EU Clinical Trials Register (EU CTR)
EU Clinical Trials Register (EU CTR)
Trials which reported results at the EU Clinical Trials Register, https://www.clinicaltrialsregister.eu/ (European Medicines Agency 2025).
Snapshot date: 18 January 2026
Data collection: we used R package ctrdata (Herold 2025) to create a snapshot of EU CTR (collection = "euctr"); we downloaded trial records with results only. We stored the downloaded records in a local SQLite database and extracted a fixed set of protocol and results fields plus several fields computed by ctrdata (trial phase, sample size, and a “first primary endpoint” p-value/size derived by the package). We only use the EUCTR portion of this extraction in BEAR.
Data availability: EUCTR is publicly accessible. The EUCTR legal notice notes that publication on EUCTR does not constitute an endorsement of the information reported.
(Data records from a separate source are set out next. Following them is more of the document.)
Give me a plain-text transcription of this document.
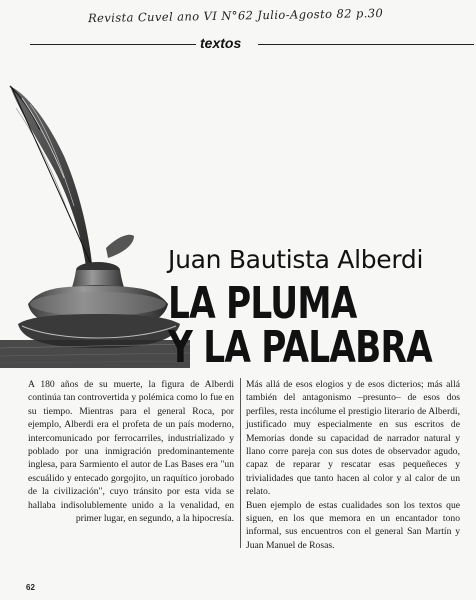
Revista Cuvel ano VI N°62 Julio-Agosto 82 p.30
textos
Juan Bautista Alberdi
LA PLUMA
Y LA PALABRA

A 180 años de su muerte, la figura de Alberdi continúa tan controvertida y polémica como lo fue en su tiempo. Mientras para el general Roca, por ejemplo, Alberdi era el profeta de un país moderno, intercomunicado por ferrocarriles, industrializado y poblado por una inmigración predominantemente inglesa, para Sarmiento el autor de Las Bases era "un escuálido y entecado gorgojito, un raquítico jorobado de la civilización", cuyo tránsito por esta vida se hallaba indisolublemente unido a la venalidad, en primer lugar, en segundo, a la hipocresía.

Más allá de esos elogios y de esos dicterios; más allá también del antagonismo –presunto– de esos dos perfiles, resta incólume el prestigio literario de Alberdi, justificado muy especialmente en sus escritos de Memorias donde su capacidad de narrador natural y llano corre pareja con sus dotes de observador agudo, capaz de reparar y rescatar esas pequeñeces y trivialidades que tanto hacen al color y al calor de un relato.

Buen ejemplo de estas cualidades son los textos que siguen, en los que memora en un encantador tono informal, sus encuentros con el general San Martín y Juan Manuel de Rosas.

62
Data processing: extensive. We use only primary endpoints. We default missing CI levels to 95% and where truncation of p-values was not stated we assume equality (the latter is the case for about 15% of data). Where data does not report whether a test is one- or two-sided, we assume two-sided. Rest of the derivation of z-values follows the
Standard procedure for dealing with p-values and confidence intervals. We set year to the entry date year since completion dates were unavailable. We dropped rows only when z was missing; infinite z-values are retained. We harmonise phase labels to follow the same naming convention as ClinicalTrials.gov.
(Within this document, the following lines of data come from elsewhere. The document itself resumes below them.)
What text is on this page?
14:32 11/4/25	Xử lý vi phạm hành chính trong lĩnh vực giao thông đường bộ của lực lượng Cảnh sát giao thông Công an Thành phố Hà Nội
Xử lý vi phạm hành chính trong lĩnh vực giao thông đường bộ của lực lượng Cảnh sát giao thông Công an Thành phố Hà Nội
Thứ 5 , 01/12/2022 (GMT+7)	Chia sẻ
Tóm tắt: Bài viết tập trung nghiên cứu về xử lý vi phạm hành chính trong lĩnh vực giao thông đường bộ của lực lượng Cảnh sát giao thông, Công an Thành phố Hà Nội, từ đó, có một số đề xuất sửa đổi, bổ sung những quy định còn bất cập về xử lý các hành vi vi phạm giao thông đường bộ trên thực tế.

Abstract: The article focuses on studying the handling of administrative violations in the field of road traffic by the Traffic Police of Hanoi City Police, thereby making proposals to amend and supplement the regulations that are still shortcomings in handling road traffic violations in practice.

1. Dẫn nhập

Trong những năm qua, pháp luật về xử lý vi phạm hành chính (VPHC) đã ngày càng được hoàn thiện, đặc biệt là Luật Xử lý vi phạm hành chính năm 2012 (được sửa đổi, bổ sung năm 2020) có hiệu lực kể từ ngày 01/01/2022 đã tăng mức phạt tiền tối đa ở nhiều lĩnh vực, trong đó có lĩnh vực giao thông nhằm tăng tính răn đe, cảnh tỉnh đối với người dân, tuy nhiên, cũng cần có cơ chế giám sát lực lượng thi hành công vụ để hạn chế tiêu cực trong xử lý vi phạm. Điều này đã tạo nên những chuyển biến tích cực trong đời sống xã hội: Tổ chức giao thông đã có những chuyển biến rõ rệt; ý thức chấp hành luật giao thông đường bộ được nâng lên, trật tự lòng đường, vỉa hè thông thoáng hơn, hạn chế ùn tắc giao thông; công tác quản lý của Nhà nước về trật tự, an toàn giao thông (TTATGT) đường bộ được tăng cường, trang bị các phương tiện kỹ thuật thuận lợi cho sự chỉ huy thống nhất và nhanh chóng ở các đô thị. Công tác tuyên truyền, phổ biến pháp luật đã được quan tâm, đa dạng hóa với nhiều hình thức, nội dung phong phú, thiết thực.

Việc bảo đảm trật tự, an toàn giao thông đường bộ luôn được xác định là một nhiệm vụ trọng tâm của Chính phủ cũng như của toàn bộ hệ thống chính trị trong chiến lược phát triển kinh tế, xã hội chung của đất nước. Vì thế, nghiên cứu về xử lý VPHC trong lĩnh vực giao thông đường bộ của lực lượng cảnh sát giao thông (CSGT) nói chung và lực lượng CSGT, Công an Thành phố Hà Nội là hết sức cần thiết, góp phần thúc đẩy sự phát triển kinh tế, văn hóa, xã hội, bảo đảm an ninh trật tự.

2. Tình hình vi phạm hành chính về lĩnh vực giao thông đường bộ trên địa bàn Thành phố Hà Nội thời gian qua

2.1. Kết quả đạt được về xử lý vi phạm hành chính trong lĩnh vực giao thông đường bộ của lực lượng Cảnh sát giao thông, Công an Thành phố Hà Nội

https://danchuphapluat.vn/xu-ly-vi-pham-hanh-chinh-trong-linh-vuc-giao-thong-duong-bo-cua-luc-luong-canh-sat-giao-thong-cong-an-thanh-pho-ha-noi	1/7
Additional variables used: we retained phase labels and measure categorical variable (derived by us from the estimand label).
Model of z-values
BEAR fits a single model to ClinicalTrials.gov and EU CTR because the two clinical-trials registries have similar reporting structures and z-value derivations. The plot therefore shows the combined clinical-trials fit. The companion dataset page is clinicaltrials.gov snapshot. The fitted mixture model is shown over the empirical distribution of absolute z-values. The solid line is a mixture of half-normals, with selection. The dashed line shows the distribution without selection. If there are inequalities (e.g. studies reporting p < 0.05) the histogram resamples values from the appropriate set.